Ari, go ahead and make the pupcakes. Start out with a spoonful of it---not the whole thing. Then if Jr really is 'allergic' to scrambled eggs, you will know. If it goes well you can slowly increase the amount. Good luck!


----------



## coco_little_bear (May 30, 2012)

It's possible that he could be ok with it, depending on how many pupcakes the recipe makes. With baked stuff like that, you usually end up with only a tiny bit of egg in each so it's not uncommon for people who can't tolerate eggs to be ok with it in that way.
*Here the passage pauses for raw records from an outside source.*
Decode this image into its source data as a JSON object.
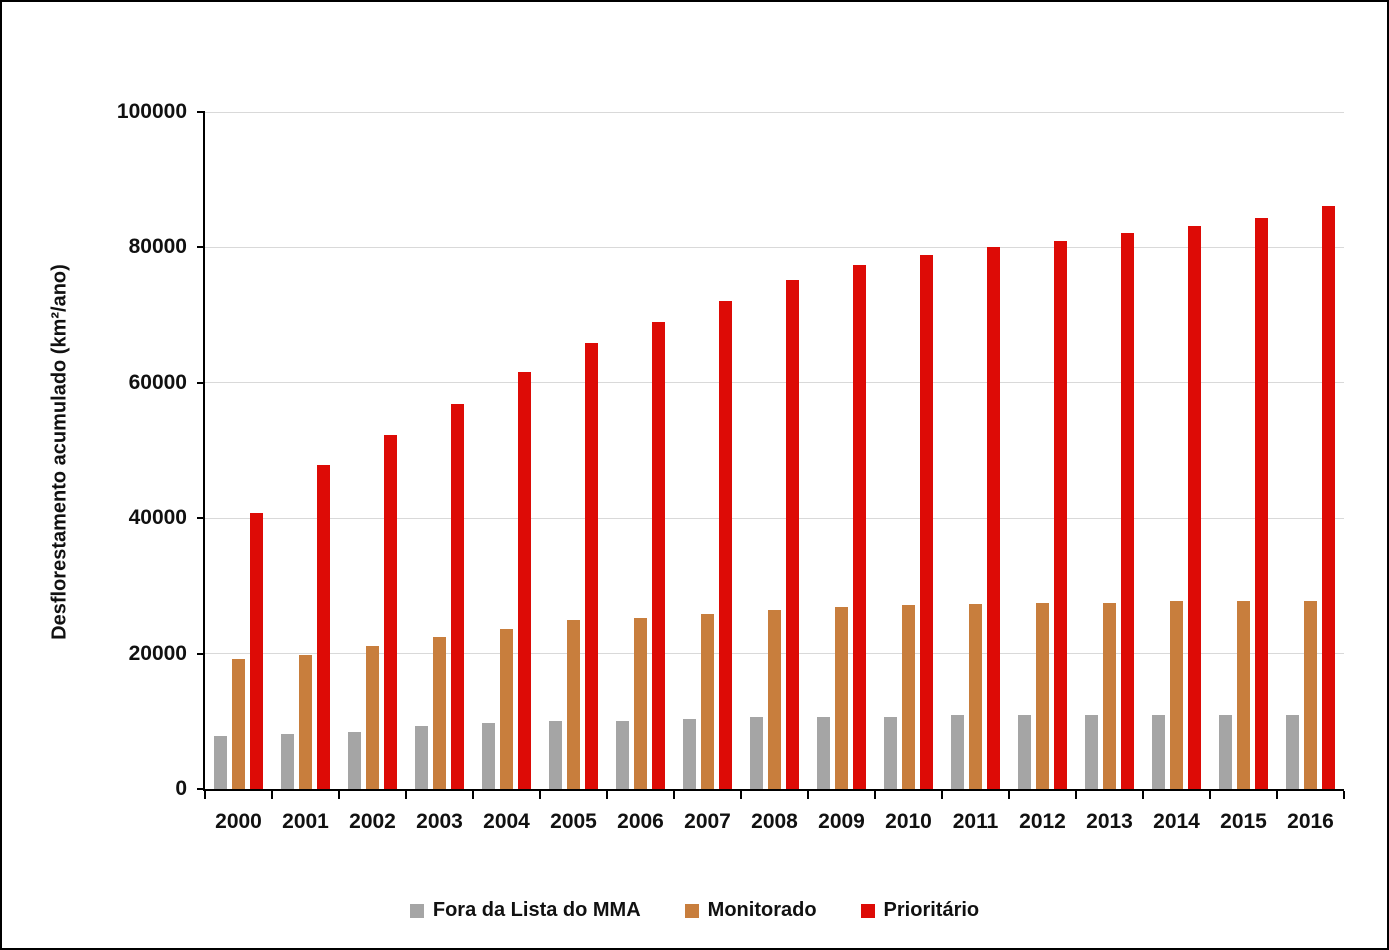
{
  "chart_data": {
    "type": "bar",
    "title": "",
    "xlabel": "",
    "ylabel": "Desflorestamento acumulado (km²/ano)",
    "ylim": [
      0,
      100000
    ],
    "yticks": [
      0,
      20000,
      40000,
      60000,
      80000,
      100000
    ],
    "grid": true,
    "legend_position": "bottom",
    "categories": [
      "2000",
      "2001",
      "2002",
      "2003",
      "2004",
      "2005",
      "2006",
      "2007",
      "2008",
      "2009",
      "2010",
      "2011",
      "2012",
      "2013",
      "2014",
      "2015",
      "2016"
    ],
    "series": [
      {
        "name": "Fora da Lista do MMA",
        "color": "#a5a5a5",
        "values": [
          7800,
          8100,
          8400,
          9300,
          9700,
          10000,
          10000,
          10300,
          10600,
          10700,
          10700,
          10900,
          10900,
          11000,
          11000,
          11000,
          10900
        ]
      },
      {
        "name": "Monitorado",
        "color": "#c87e3d",
        "values": [
          19200,
          19800,
          21100,
          22500,
          23700,
          25000,
          25300,
          25900,
          26500,
          26900,
          27200,
          27400,
          27500,
          27500,
          27700,
          27800,
          27800
        ]
      },
      {
        "name": "Prioritário",
        "color": "#dd0b06",
        "values": [
          40700,
          47800,
          52300,
          56800,
          61600,
          65900,
          69000,
          72100,
          75200,
          77400,
          78900,
          80100,
          81000,
          82200,
          83100,
          84300,
          86100
        ]
      }
    ],
    "colors": {
      "gridline": "#d9d9d9",
      "axis": "#000000",
      "text": "#111111"
    }
  }
}
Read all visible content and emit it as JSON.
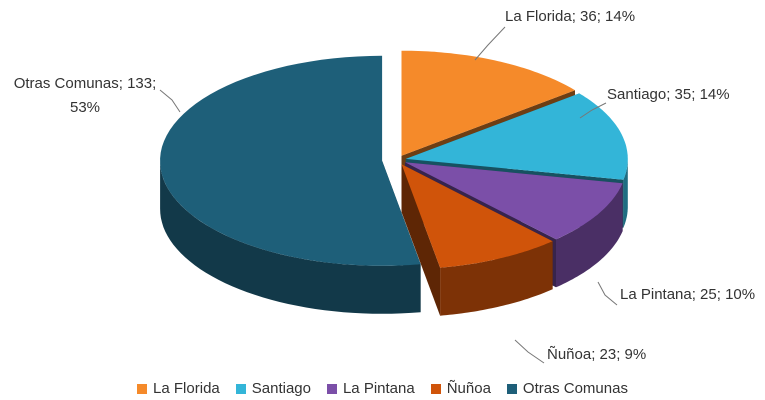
{
  "chart_data": {
    "type": "pie",
    "categories": [
      "La Florida",
      "Santiago",
      "La Pintana",
      "Ñuñoa",
      "Otras Comunas"
    ],
    "values": [
      36,
      35,
      25,
      23,
      133
    ],
    "value_labels": [
      "La Florida; 36; 14%",
      "Santiago; 35; 14%",
      "La Pintana; 25; 10%",
      "Ñuñoa; 23; 9%",
      "Otras Comunas; 133; 53%"
    ],
    "colors": [
      "#f58a2a",
      "#33b5d8",
      "#7b4fa8",
      "#d0540a",
      "#1e5f79"
    ],
    "legend": "bottom"
  }
}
But otherwise my chis are ok with applesauce and it does work really well as a substitute for eggs. You could give him a little bit on its own to see if he's ok before cooking the pupcakes?


----------



## Ari1405 (Apr 18, 2017)

Thanks to the both of you. 
It calls for 1 egg and makes about 7 cupcakes. Which I'm guessing isn't too bad. As well if I were to use some apple sauce. Plus I'll feed him no more than half a cupcake. 
I was talking to my mom and I think I'm gonna try with the egg 1st. 
Also I'm planning to freeze some. I freeze my cupcakes and their just fine I'm guessing it'll be the same with those. 
Maybe in September I'll try applesauce for Jr's birthday cake.


----------



## susan davis (Mar 25, 2011)

Ari, if you aren't sure of Jr's reaction to eggs, try a 1/4 of the cupcake first. Just to be sure.!


----------



## Ari1405 (Apr 18, 2017)

I think your right maybe I should only feed him 1/4 of the cupcake. 
I've already made my schedule on a Sunday to bake dog cupcakes and human cookies. Lol I can't wait 🙂 I haven't baked in a while but I honestly enjoy it.


----------



## Ari1405 (Apr 18, 2017)

So Jr did just fine with egg inside the cupcakes. All my dogs enjoyed them. Maybe next I'll try with applesauce and see how that goes. To replace the oil and maybe even the egg. Or try a healthier version.


----------



## susan davis (Mar 25, 2011)

Sounds good enough for humans!


----------